Il futuro del sistema sanitario nazionale
Sul primo punto la riflessione da fare è sul Ssn del futuro. Le politiche degli ultimi decenni – riconoscendo il mutamento del quadro epidemiologico e la necessità di curare le cronicità – hanno giustamente cercato di trasferire risorse dall’ospedale al territorio. Ma lo hanno fatto tagliando i posti letto per le acuzie negli ospedali, con standard fissati dal governo centrale sempre più stringenti e la speranza che le regioni avrebbero poi di conseguenza aggiustato il personale ospedaliero e aumentato i servizi territoriali. Mentre sulla prima parte della politica di riconversione del settore ospedaliero si sono fatti passi importanti, anche se non sempre coerenti, sul resto si sono registrate difficoltà: il blocco del turnover ha aiutato a rivedere le dotazioni dentro gli ospedali, ma a distanza di anni permane una visione confusa della medicina territoriale. Per esempio, siamo ben lontani da un servizio 24-7 che consenta di sgravare sia il pronto soccorso, sia i reparti che in alcuni periodi dell’anno si trasformano in cronicari.

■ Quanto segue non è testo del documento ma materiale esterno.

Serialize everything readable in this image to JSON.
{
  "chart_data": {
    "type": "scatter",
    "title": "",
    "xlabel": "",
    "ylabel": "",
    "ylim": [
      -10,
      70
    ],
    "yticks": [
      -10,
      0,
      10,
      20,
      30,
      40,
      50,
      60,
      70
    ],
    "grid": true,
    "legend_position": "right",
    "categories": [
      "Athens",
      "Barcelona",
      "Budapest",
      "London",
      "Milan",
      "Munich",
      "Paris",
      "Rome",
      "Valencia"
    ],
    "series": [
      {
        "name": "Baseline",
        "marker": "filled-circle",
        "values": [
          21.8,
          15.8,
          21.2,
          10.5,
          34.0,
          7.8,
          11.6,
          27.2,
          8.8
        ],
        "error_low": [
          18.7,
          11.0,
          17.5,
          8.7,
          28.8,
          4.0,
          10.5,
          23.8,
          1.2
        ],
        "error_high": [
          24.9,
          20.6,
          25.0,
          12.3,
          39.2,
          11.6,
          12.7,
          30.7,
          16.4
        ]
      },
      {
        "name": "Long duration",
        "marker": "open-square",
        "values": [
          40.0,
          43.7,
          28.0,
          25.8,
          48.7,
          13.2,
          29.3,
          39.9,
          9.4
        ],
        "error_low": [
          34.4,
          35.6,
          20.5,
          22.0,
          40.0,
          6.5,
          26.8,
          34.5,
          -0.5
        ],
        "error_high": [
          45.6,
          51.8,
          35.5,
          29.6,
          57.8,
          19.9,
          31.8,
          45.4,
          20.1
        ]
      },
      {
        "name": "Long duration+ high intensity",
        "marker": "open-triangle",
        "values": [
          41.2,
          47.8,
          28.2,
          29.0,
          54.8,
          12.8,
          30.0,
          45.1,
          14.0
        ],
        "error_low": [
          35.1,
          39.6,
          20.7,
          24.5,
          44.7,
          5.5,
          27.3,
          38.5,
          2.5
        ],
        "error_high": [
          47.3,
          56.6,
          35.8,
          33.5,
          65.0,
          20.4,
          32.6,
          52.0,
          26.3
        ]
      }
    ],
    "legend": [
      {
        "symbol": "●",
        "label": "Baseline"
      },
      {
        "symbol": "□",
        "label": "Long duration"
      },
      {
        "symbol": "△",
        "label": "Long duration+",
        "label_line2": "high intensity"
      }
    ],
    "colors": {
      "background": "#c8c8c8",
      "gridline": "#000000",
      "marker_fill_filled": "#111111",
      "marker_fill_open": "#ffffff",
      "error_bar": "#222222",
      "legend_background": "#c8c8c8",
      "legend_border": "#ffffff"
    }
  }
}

Seguendo questa logica avremo certo bisogno ancora di medici che operano sul territorio, ma non di quelli di ieri; di una nuova figura che sappia seguire i cronici e indirizzare i pazienti, lavorando in equipe. Forse avremo invece meno bisogno di personale dentro agli ospedali, rispetto a un passato anche recente. Insomma, come suggerisce l’Organizzazione mondiale della sanità, parlare dei pensionamenti non serve a nulla, se non si accompagna la riflessione ai bisogni e ai servizi dei quali la sanità pubblica vorrà farsi carico in futuro.
I medici di domani
Peraltro, questo è solo un pezzo della storia: c’è anche l’offerta di lavoro. I giornali hanno ricordato i pensionamenti perché i grandi numeri fanno sempre notizia. Ma si sono scordati di considerare anche il dato a monte: in Lombardia, per esempio, si legge sul sito dell’Enpam, il corso di formazione per medici di medicina generale per il triennio 2017-2020 non è partito per mancanza di iscritti (100 posti a bando e soli 44 iscritti certi a gennaio 2018). E sempre in Lombardia su 670 posti messi a bando dalla regione per medici di medicina generale, 400 sono rimasti liberi (a Milano 62 posti, solo 16 interessati). Questi numeri dicono che la domanda di medici c’è, manca chi ha voglia di fare il medico di medicina generale; dire che ce ne vorrebbero di più (ammesso che servano) renderebbe solo più ampia la forbice.
La riflessione da fare è perché il medico di medicina generale è una professione che non viene più ambita tra i giovani: alcuni sottolineano un problema di riconoscimento sociale; altri la scarsa considerazione della materia all’interno delle università, che si accompagna al fatto che il corso di formazione non rappresenta una vera e propria scuola di specializzazione e prevede borse di importo nettamente inferiore a quelle di altre specialità.
Alcuni paesi hanno già sperimentato la mancanza di medici e infermieri e se la sono cavata in parte importandoli dall’estero. Non è escluso che succeda anche da noi. E i nostri eventuali specialisti disoccupati se ne andranno all’estero.